Tal qual um acidente de avião, o assassinato da cidadania não foi obra
de uma pessoa só nem produto de uma circunstância apenas. Foi obra
coletiva de erros e omissões. Resulta de questões cumulativas que vão se
organizando durante anos, décadas, e vão corroendo nosso sistema.
Se tivermos, porém, que apontar um vilão inicial, faremos isso
facilmente: a fragilidades dos princípios. O Brasil é um país sem
princípios e, em consequência, é movido por interesses específicos. Os
princípios são o conjunto das regras explícitas e implícitas que
fundamentam o funcionamento de uma sociedade – e o conjunto de nossos
princípios é frágil.
Os princípios do bem comum não são apenas ignorados, sequer são
percebidos. Já que não existe a cultura do comum, do coletivo, a
educação se destina à mínima sobrevivência. Não é orientada para a
dignidade, e sim para o salve-se quem puder. Tudo aqui, para a maioria, é seu ou é de ninguém. Ninguém está
comprometido com nada do que não seja absolutamente seu. E o que é de
ninguém, como no faroeste, pode ser meu. Mas, o pior de tudo, é não
poder consumir. Ser cidadão no Brasil não é fazer política nem votar: é
ter um crediário nas Casas Bahia ou na Ricardo Eletro.
Políticos fazem negociatas para enriquecer e/ou sustentar esquemas
políticos. Quando o fazem pela política, justificam os meios pelos fins.

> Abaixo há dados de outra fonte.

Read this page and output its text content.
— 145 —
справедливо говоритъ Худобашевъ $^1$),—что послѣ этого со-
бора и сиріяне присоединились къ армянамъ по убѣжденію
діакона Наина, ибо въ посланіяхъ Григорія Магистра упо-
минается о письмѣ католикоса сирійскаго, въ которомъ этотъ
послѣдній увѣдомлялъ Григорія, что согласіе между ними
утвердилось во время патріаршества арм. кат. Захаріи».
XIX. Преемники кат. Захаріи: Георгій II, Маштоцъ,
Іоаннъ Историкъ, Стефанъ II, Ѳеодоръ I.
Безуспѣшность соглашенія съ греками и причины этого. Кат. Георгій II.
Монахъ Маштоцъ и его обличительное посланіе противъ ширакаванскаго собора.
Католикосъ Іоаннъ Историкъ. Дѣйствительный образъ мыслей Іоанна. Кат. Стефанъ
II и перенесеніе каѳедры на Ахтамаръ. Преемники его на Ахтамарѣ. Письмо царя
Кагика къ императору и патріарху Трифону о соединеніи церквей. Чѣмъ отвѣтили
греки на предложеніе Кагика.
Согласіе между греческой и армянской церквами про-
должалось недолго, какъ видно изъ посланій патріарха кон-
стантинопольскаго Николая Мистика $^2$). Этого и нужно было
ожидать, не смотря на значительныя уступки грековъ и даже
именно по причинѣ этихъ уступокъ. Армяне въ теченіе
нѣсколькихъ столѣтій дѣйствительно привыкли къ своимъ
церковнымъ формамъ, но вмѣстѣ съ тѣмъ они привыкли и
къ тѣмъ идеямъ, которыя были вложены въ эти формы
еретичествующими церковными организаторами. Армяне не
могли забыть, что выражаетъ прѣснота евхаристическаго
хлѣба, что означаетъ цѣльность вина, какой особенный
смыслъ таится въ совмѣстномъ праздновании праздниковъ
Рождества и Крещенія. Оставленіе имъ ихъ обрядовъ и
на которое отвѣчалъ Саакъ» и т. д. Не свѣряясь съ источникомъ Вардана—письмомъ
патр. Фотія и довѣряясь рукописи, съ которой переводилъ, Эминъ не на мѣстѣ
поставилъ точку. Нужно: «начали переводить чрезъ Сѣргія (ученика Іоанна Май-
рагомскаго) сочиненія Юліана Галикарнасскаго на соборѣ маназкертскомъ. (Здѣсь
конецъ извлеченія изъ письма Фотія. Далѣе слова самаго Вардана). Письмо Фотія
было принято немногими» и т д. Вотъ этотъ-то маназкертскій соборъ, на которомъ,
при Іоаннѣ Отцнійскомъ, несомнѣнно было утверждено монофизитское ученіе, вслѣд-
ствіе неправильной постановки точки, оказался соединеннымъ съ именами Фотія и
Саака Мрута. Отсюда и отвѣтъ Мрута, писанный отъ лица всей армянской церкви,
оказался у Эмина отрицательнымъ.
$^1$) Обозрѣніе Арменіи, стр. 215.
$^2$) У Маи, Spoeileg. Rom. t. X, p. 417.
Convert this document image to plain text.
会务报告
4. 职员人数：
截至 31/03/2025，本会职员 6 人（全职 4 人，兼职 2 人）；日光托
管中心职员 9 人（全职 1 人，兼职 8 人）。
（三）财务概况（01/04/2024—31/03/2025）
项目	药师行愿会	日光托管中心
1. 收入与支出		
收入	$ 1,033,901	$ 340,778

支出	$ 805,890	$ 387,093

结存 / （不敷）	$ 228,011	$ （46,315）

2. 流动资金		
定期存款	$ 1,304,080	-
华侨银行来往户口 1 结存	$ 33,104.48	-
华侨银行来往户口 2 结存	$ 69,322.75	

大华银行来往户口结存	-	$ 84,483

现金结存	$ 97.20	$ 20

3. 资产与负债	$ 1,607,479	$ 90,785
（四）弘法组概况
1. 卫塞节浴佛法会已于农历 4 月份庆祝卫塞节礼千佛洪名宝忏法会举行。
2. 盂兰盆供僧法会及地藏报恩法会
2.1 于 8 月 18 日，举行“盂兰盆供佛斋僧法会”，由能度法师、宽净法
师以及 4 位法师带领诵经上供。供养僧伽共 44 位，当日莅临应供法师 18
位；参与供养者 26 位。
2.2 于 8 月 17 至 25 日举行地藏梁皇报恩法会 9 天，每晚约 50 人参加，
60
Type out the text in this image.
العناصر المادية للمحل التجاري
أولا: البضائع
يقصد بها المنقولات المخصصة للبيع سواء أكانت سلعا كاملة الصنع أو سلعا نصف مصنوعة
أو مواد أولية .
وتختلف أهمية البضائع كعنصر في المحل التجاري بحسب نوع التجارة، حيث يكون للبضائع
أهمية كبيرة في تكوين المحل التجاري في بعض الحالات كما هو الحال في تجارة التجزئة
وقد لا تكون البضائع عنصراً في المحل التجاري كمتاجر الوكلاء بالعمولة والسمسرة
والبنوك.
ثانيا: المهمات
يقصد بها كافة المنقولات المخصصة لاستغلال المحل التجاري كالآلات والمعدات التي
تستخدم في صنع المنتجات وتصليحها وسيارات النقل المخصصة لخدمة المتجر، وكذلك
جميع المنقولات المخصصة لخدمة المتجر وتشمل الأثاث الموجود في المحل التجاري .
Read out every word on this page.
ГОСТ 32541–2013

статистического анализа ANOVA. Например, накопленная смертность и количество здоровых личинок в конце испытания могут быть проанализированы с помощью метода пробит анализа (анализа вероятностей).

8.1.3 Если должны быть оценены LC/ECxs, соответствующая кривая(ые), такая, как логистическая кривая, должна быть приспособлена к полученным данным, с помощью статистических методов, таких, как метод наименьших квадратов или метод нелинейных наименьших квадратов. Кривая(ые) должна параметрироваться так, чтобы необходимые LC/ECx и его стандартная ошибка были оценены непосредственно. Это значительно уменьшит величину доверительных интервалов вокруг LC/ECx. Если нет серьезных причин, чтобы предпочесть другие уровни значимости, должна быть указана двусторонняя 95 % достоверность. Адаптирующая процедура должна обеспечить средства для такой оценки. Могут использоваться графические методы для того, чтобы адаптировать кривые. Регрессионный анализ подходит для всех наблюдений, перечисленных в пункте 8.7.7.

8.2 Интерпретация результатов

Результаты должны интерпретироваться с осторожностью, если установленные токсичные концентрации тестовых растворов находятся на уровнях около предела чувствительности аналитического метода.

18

Só que, no raso, também gostam dos meios. Para um político poderoso,
nada melhor do que colocar um potentado de joelhos obrigando-o a dar
dinheiro para alimentar os seus caprichos. O PT e suas esquerdas aceitavam o roubo como parte de um processo de
transformação da sociedade. A cidadania é relativizada pelos interesses
dos poderosos. E quem são os poderosos? A burocracia corporativista, o
empresariado corruptor e os políticos corruptos. Em associação, expoliam
e exploram a sociedade. Impedem o progresso.
Outro dia, em um evento social, eu disse que considerava um absurdo a
escolha baseada em listas tríplices para a Procuradoria-Geral da
República. Um indignado promotor refutou: e a classe? Não é a classe que
interessa à cidadania, já que a classe se organiza para explorar os
cofres públicos com férias, auxílio-moradia, auxílio-paletó, planos de
saúde generosos e aposentadorias escandalosas.
Também acho uma tragédia os sindicatos que financiam o pão com
mortadela e os almoços nas churrascarias de Brasília depois de
promoverem baderna na Esplanada. Tudo com o generoso imposto sindical
pago por trabalhadores que não foram convidados para o churrasco. Outro horror são os partidos nanicos que compram helicópteros e aviões
com a verba do Fundo Partidário ou alugam jatinhos para seus presidentes
irem a São Paulo e não terem de enfrentar o desconforto do encontro com
a suarenta patuleia cidadã que se aglomera nos aeroportos. O Tribunal
Superior Eleitoral deveria, liminarmente, cassar o registro dessas
legendas. O que falta para tal?
Quem matou a cidadania? Fomos nós, que não queremos ir para a política.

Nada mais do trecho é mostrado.